佐々木 壽英
「ふと目をあげると、視野いっぱいにあかとんぼがいた。それがいずれも雌雄のつがいである。とにかく数えきれぬ群の赤とんぼはみな二人連れだ。独り者は全くいない。そしてこの二人連れの群は西から東へとすすんでいる。」これは加島祥造氏による「伊那谷の老子」の中の一文である。
ずいぶん昔の1972年(昭和46年)頃、私はこれと全く同じ光景を目にしたことがある。初秋の風のない朝、関屋浜での出来事であった。
海を眺めていると、目の前を右から左へと無数のトンボが飛んでいるのが目に入ってきた。よく見ると、全てのトンボが「つがい」であることに気が付いた。トンボは整然と幾重もの隊列を組んで同じ間隔、同じ速度で、海岸線に平行に途切れることもなく飛んでいた。
この無数の連結トンボ達は、何処に集まって、どのようにしてパートナーと結ばれ、誰の指令でどこを目指しているのか。そんな疑問を抱きながら、茫然とこの飛翔行列に見入っていた。
何万もの連結トンボの大移動は角田山山麓の佐潟、上堰潟や仁個堤などで産卵するために先を急いでいたのであろうか。50年も前のことながら、昨日の出来事のように連結アキアカネの大群が目の前に浮かんでくる。
そこでトンボの本を色々調べてみたが、アキアカネの大移動についての記載はあるが、連結大移動についての記述を発見することはできなかった。現在のところ、加島氏による記載と私が関屋浜で見た連結大移動だけである。これは極めて稀な現象なのか、誰も細かなことに注意しないで見ていただけなのか不思議である。

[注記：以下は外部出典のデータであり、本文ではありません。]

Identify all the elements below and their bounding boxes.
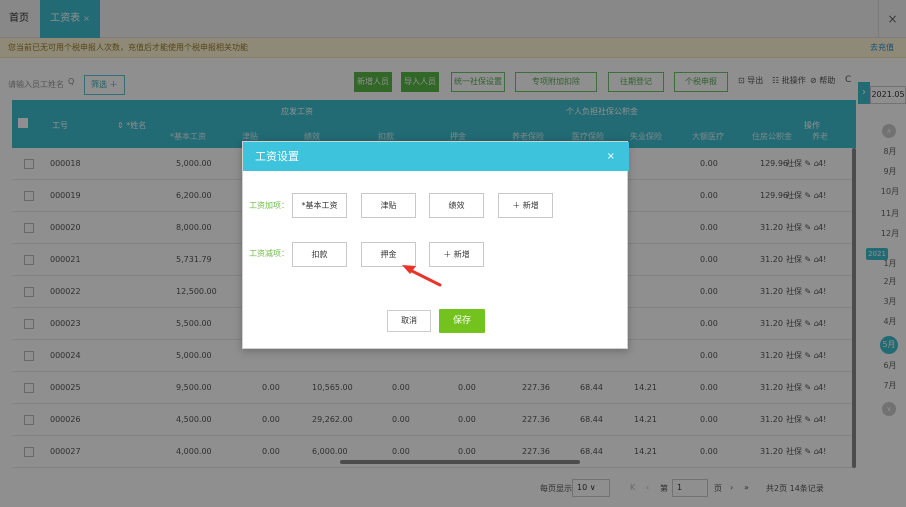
dialog-close-icon[interactable]: × bbox=[607, 142, 615, 171]
dialog-header: 工资设置 × bbox=[243, 142, 629, 171]
item-deduction[interactable]: 扣款 bbox=[292, 242, 347, 267]
save-button[interactable]: 保存 bbox=[439, 309, 485, 333]
item-performance[interactable]: 绩效 bbox=[429, 193, 484, 218]
dialog-title: 工资设置 bbox=[255, 150, 299, 163]
add-items-label: 工资加项： bbox=[249, 201, 289, 210]
item-base-salary[interactable]: *基本工资 bbox=[292, 193, 347, 218]
salary-settings-dialog: 工资设置 × 工资加项： *基本工资 津贴 绩效 ＋ 新增 工资减项： 扣款 押… bbox=[242, 141, 629, 349]
item-allowance[interactable]: 津贴 bbox=[361, 193, 416, 218]
cancel-button[interactable]: 取消 bbox=[387, 310, 431, 332]
add-plus-item-button[interactable]: ＋ 新增 bbox=[498, 193, 553, 218]
red-arrow-annotation bbox=[402, 265, 442, 287]
sub-items-label: 工资减项： bbox=[249, 249, 289, 258]
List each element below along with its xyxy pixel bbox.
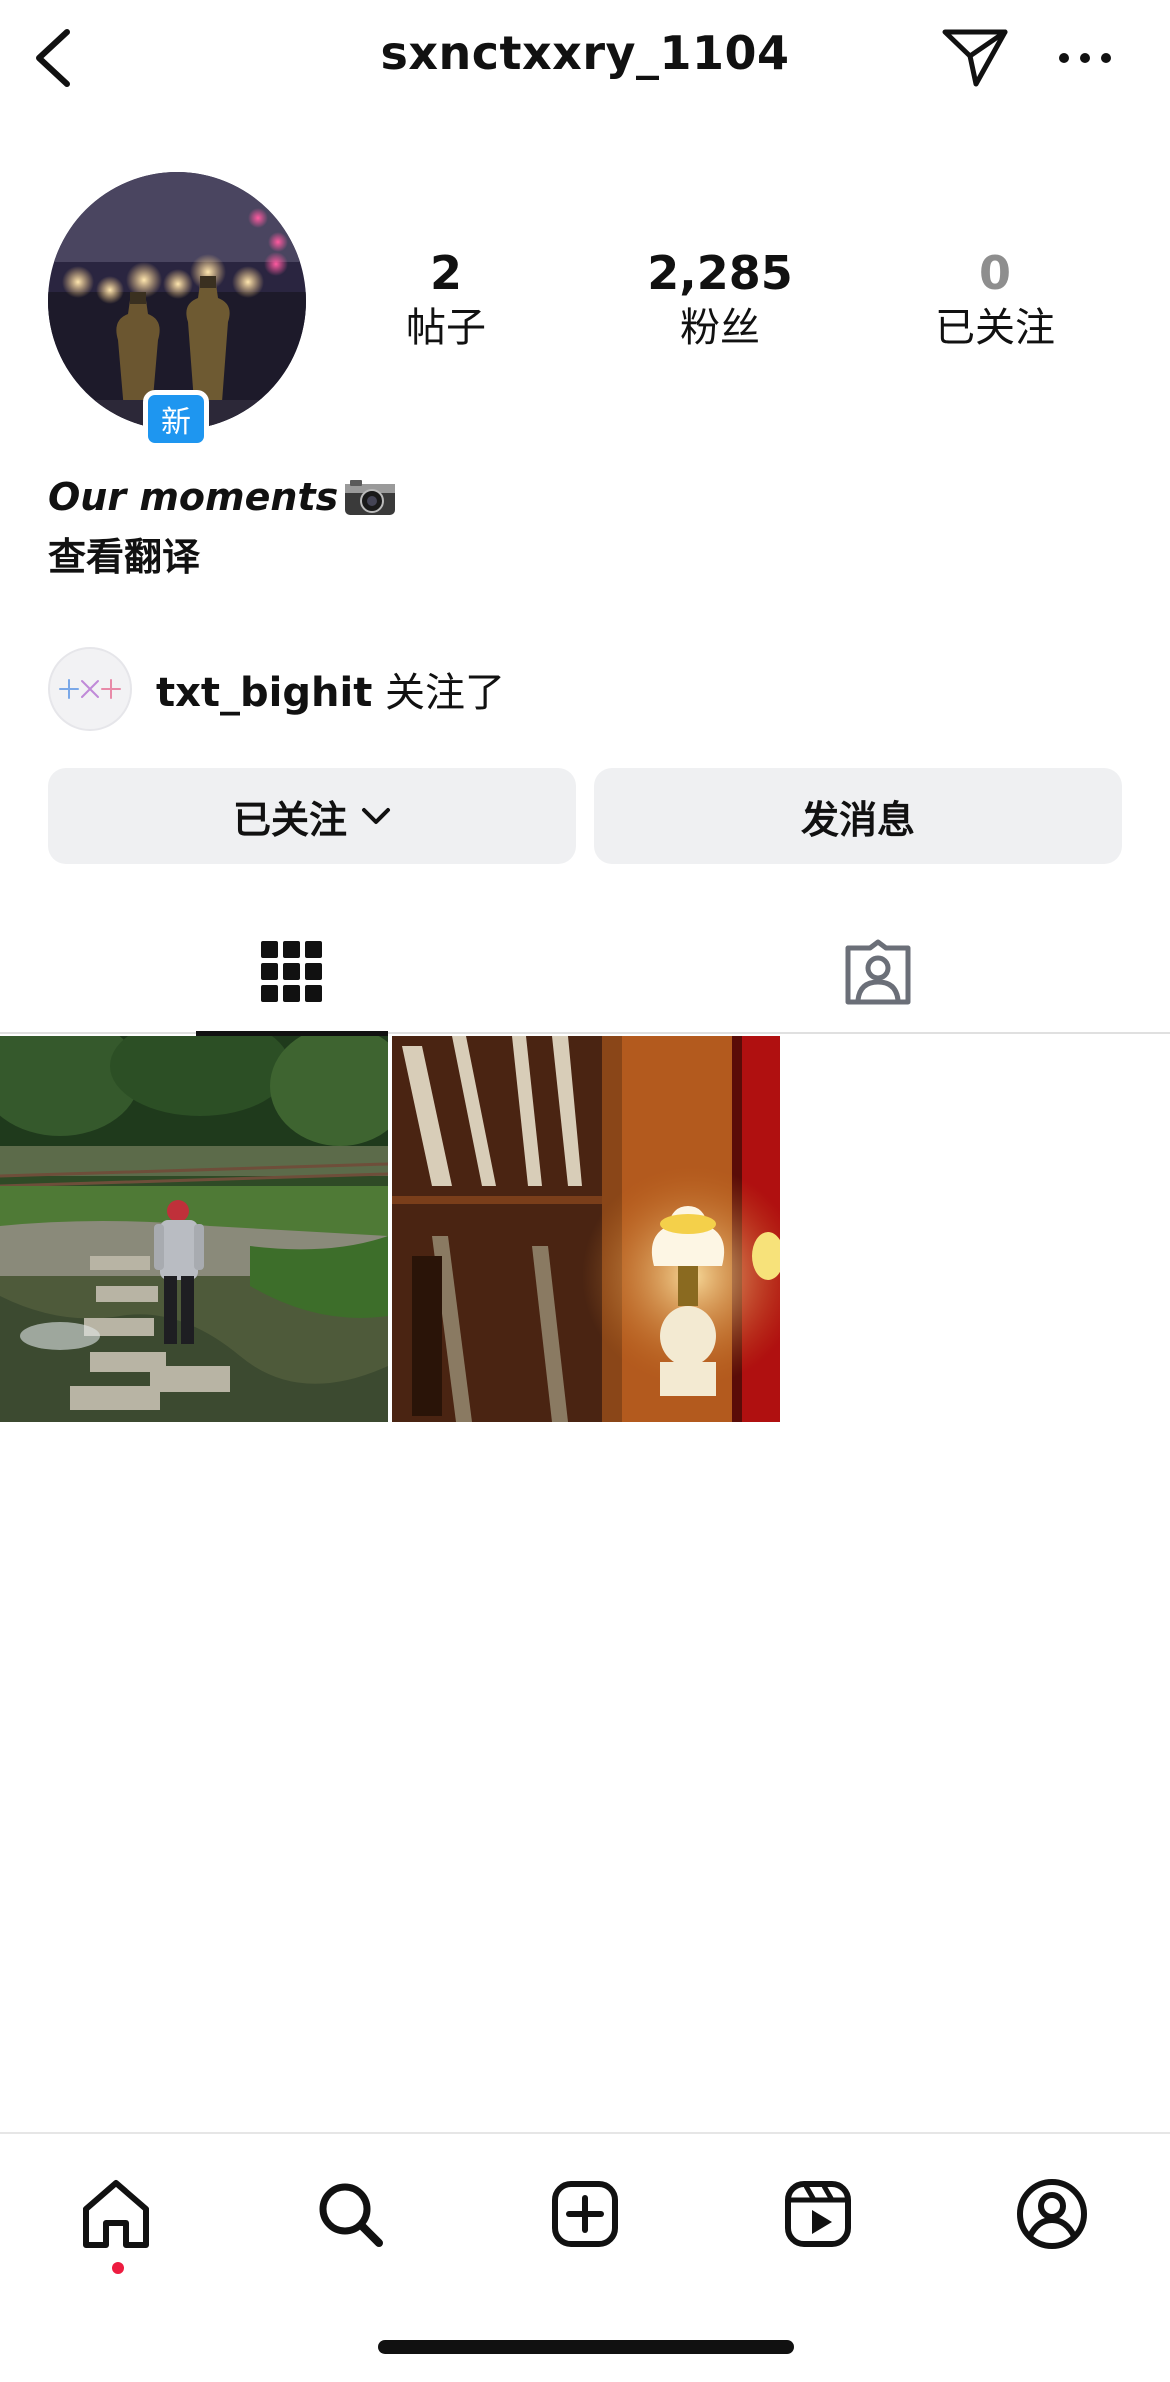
tab-posts-grid[interactable] — [196, 910, 388, 1036]
nav-profile[interactable] — [1002, 2164, 1102, 2264]
stat-followers-label: 粉丝 — [680, 305, 760, 351]
post-image-person-walking — [0, 1036, 388, 1422]
post-image-records-lamp — [392, 1036, 780, 1422]
top-bar: sxnctxxry_1104 — [0, 0, 1170, 120]
create-post-icon — [552, 2181, 618, 2247]
followed-by-suffix: 关注了 — [385, 670, 506, 716]
stat-posts-count: 2 — [429, 246, 462, 300]
following-button-label: 已关注 — [232, 797, 347, 842]
stat-followers-count: 2,285 — [647, 246, 793, 300]
search-icon — [319, 2183, 383, 2247]
home-indicator[interactable] — [378, 2340, 794, 2354]
followed-by-username[interactable]: txt_bighit — [156, 670, 372, 716]
nav-reels[interactable] — [768, 2164, 868, 2264]
following-button[interactable]: 已关注 — [48, 768, 576, 864]
message-button[interactable]: 发消息 — [594, 768, 1122, 864]
profile-icon — [1017, 2179, 1087, 2249]
stat-following-label: 已关注 — [935, 305, 1055, 351]
followed-by-row[interactable]: txt_bighit 关注了 — [48, 646, 505, 732]
tab-tagged[interactable] — [782, 910, 974, 1034]
home-icon — [83, 2180, 149, 2248]
message-button-label: 发消息 — [800, 797, 915, 842]
stat-followers[interactable]: 2,285 粉丝 — [600, 244, 840, 354]
grid-icon — [261, 941, 322, 1002]
translate-link[interactable]: 查看翻译 — [48, 526, 200, 581]
nav-create[interactable] — [535, 2164, 635, 2264]
tagged-person-icon — [845, 939, 911, 1005]
bio-name: Our moments — [48, 475, 396, 519]
chevron-down-icon — [362, 808, 390, 824]
reels-icon — [785, 2181, 851, 2247]
ellipsis-icon — [1059, 53, 1111, 63]
stat-following-count: 0 — [978, 246, 1011, 300]
nav-search[interactable] — [300, 2164, 400, 2264]
more-options-button[interactable] — [1045, 22, 1125, 94]
bottom-nav — [0, 2132, 1170, 2282]
new-story-badge: 新 — [143, 390, 209, 448]
post-thumbnail-2[interactable] — [392, 1036, 780, 1422]
stat-posts-label: 帖子 — [406, 305, 486, 351]
nav-home[interactable] — [66, 2164, 166, 2264]
txt-logo-icon — [59, 679, 121, 699]
post-thumbnail-1[interactable] — [0, 1036, 388, 1422]
paper-plane-icon — [942, 29, 1008, 87]
notification-dot — [112, 2262, 124, 2274]
camera-icon — [345, 480, 396, 515]
stat-posts[interactable]: 2 帖子 — [326, 244, 566, 354]
followed-by-text: txt_bighit 关注了 — [156, 660, 505, 718]
send-message-button[interactable] — [935, 22, 1015, 94]
bio-name-text: Our moments — [48, 475, 339, 519]
followed-by-avatar — [48, 647, 132, 731]
profile-tabs — [0, 910, 1170, 1036]
stat-following[interactable]: 0 已关注 — [875, 244, 1115, 354]
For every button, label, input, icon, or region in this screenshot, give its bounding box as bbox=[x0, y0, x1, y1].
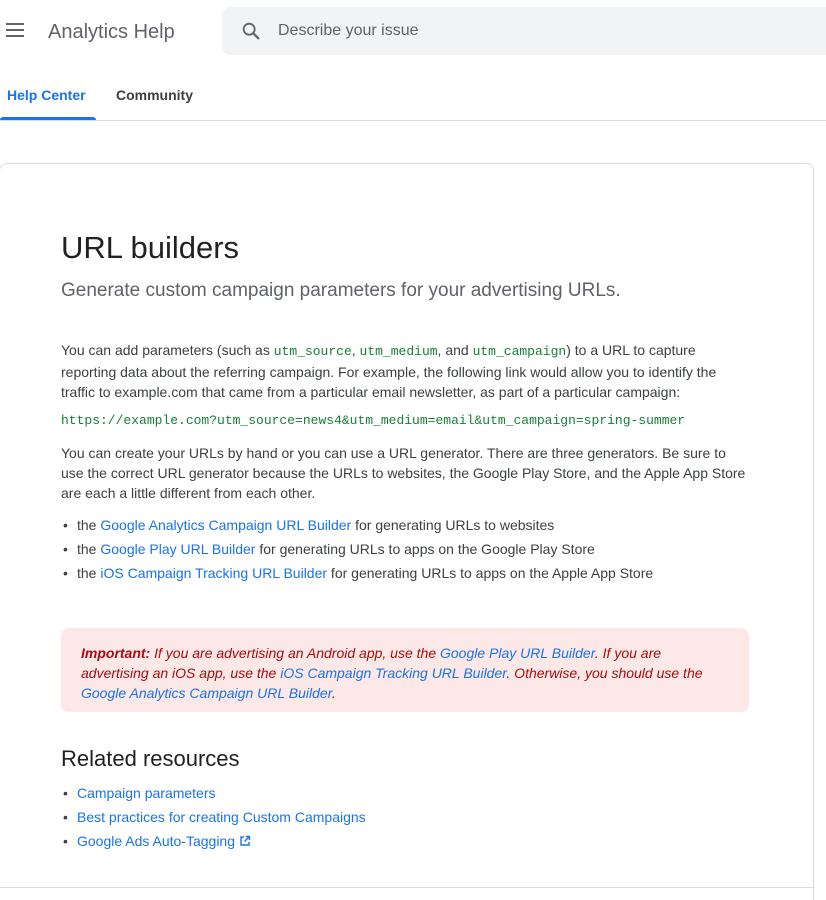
list-item-prefix: the bbox=[77, 517, 101, 533]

気が付いてみると、最近はアキアカネを見ることも少なくなってきた。それは殺虫剤フィプロニルが水田に散布されたのが大きな要因とされている。フィプロニルはアキアカネの幼虫であるヤゴの脱皮を阻害し、幼虫の致死率を上げ、致命的な影響を与えていると報告されている。
フィプロニルは1987年にフランスで開発され、神経伝達物質GABAの作用を阻害し神経伝達を遮断することで、広範囲の昆虫に対し殺虫効果を持つことが分かった。1993年までに世界の60作物、2500以上の害虫に効果があったと評価された。ミツバチの蜂群崩壊症候群の原因仮説の一つとも見なされている。
2008年に特許保護期間が切れ、後発薬品が流通してきた。2013年以降、欧州連合でのみ農薬使用が禁止された。しかし、日本では、水稲用、園芸用害虫剤として後発薬のフィプロニルが使用されてきた。稲の育苗箱に用いられているフィプロニルが田植え機によって苗と一緒に水田に埋め込まれ、そのためにアキアカネのヤゴが激減した。国内の半数の県でアキアカネは1/1000にまで激減したといわれている。
連結アキアカネは二匹でホバーリングしながら、後方の地味な色のメスが水中に産卵するため、先頭にいるのは胴体が赤いオスである。
日本は高齢化で、山間部の水田も減少しており、秋の象徴ともみなされてきた赤とんぼとともに日本の原風景が失われようとしている。